Jason Reitman assure qu'il lit moins que ce que les gens pensent. Mais quand [je] trouve «un auteur qui formule parfaitement les questions que je me pose, je suis plus que disposé et heureux de voler ses idées», a-t-il indiqué, souriant, lors de l'entrevue accordée à La Presse pendant le Festival du film de Toronto.

C'est exactement ce qui s'est passé quand il a lu Men, Women & Children de Chad Kultgen. «J'avais lu ses autres livres et dans celui-ci, j'ai aimé son approche de l'internet: directe, très franche et qui ne porte pas de jugement.»

Plusieurs destins se croisent dans ce roman choral qui, devenu long métrage, met en vedette une troupe composée d'acteurs d'expérience (Jennifer Garner, Adam Sandler, Rosemarie DeWitt, etc.) et de jeunes venus ayant plus ou moins de métier (dont Ansel Elgort, qui a récemment fait merveille dans The Fault in Our Stars).

Le film suit ces adolescents et leurs parents dans leurs tentatives d'avancer dans la vie et de se trouver, à l'heure où la technologie a transformé les communications, les relations, la perception de soi, la vie amoureuse, alouette! Au programme: infidélité, dépendance à la pornographie, anorexie, recherche de la gloire, culture du jeu vidéo. Autant de thèmes qui auraient pu être exploités il y a 10 ou 20 ans. «La grande différence, aujourd'hui, c'est l'accessibilité», souligne Jason Reitman. C'est ce que (dé) montre Men, Women & Children.

«Nous possédons tous ces boîtes magiques qui nous permettent d'explorer facilement les zones de lumière et d'ombre que l'on a tous en nous», poursuit celui dont la fille va bientôt avoir 8 ans et qui, il l'admet, est terrifié par tout ce qui se trouve à portée de ses doigts.

«Je frémis chaque fois qu'elle me demande un téléphone. À 12 ans, je roulais à vélo jusqu'au kiosque à journaux, j'attrapais un magazine Mad, je l'ouvrais, j'y insérais un Penthouse et j'avais quelques minutes pour mémoriser ce que je voyais. Maintenant, à 10 ans, vous allez sur l'internet et vous trouvez des réponses à toutes les questions que vous vous posez... et même à celles que vous ne vous posez pas encore.

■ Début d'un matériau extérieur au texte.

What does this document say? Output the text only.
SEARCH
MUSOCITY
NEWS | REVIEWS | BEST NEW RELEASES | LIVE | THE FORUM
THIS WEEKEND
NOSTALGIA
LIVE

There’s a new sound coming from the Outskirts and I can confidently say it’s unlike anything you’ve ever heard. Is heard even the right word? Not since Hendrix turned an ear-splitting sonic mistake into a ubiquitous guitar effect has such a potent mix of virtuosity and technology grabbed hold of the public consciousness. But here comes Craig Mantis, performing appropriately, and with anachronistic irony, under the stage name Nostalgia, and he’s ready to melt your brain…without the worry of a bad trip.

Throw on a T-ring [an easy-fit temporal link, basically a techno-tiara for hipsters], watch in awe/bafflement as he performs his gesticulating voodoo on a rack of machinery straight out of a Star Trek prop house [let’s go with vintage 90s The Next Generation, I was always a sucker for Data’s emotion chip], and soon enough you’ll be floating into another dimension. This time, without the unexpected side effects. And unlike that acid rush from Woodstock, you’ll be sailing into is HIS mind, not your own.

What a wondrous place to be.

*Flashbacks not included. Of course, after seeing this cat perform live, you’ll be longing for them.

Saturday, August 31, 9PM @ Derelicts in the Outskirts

Le pire début de conversation, aujourd'hui, c'est quand votre enfant arrive et dit: «P'pa, j'ai vu quelque chose sur l'internet...» Il vaut mieux être préparé à avoir des discussions difficiles.»

Et à donner des réponses. Essayer, en tout cas. Chose que le cinéaste et sa coscénariste Erin Cressida Wilson n'avaient pas l'intention de faire ici. Leur but était plutôt de tendre un miroir à la société, de présenter un reflet de la situation actuelle.

«Je ne veux pas être perçu comme quelqu'un qui apporte ou qui possède des réponses. Ce serait présomptueux de ma part. Et puis, ce peut parfois être la raison de faire un documentaire, mais pas une fiction», explique celui qui, de toute manière, s'intéresse avant tout aux gens: «Pour moi, Thank You for Smoking ne traitait pas de la cigarette ni Juno de la grossesse adolescente. J'ai été interpellé par les protagonistes de ces histoires.»

En ce qui a trait à Men, Women & Children, avec lequel il retourne à cet humour grinçant et ce ton en équilibre entre le drame et la comédie qu'il avait délaissés le temps de Labor Day, les protagonistes en question étaient nombreux. Il les a installés à Austin, les vétérans ne venant que pour de courtes périodes, au besoin - «mais c'est énorme pour moi que tous ces acteurs aient accepté de faire partie d'un «ensemble»: Jennifer Garner et Adam Sandler n'ont pas besoin de ça». Les jeunes, eux, sont restés sur place pendant tout le tournage. Avec deux directives de Jason Reitman: «Tant que vous êtes ici, ne vivez pas sur Twitter et ne sortez pas les uns avec les autres.» Bref, black-out sur les médias sociaux et sur les amourettes.

«Dès le premier jour, je les ai pris à part et je leur ai dit: «Vous êtes huit, vous allez vivre une expérience spéciale et votre instinct va vous pousser à mettre des trucs sur Twitter et Instagram. Je vous encourage à ne pas le faire. Vivez cela pour vous-mêmes et personne d'autre. Dans 10 ans, vous me remercierez» », raconte le cinéaste. À qui on a obéi. Parce qu'il savait de quoi il parlait: «Après Juno et Up in the Air, j'ai répondu à tellement de questions que j'ai dû vraiment chercher pour me rappeler des choses que je n'avais partagées avec personne. Je n'en ai pas trouvé. Ça m'a attristé.»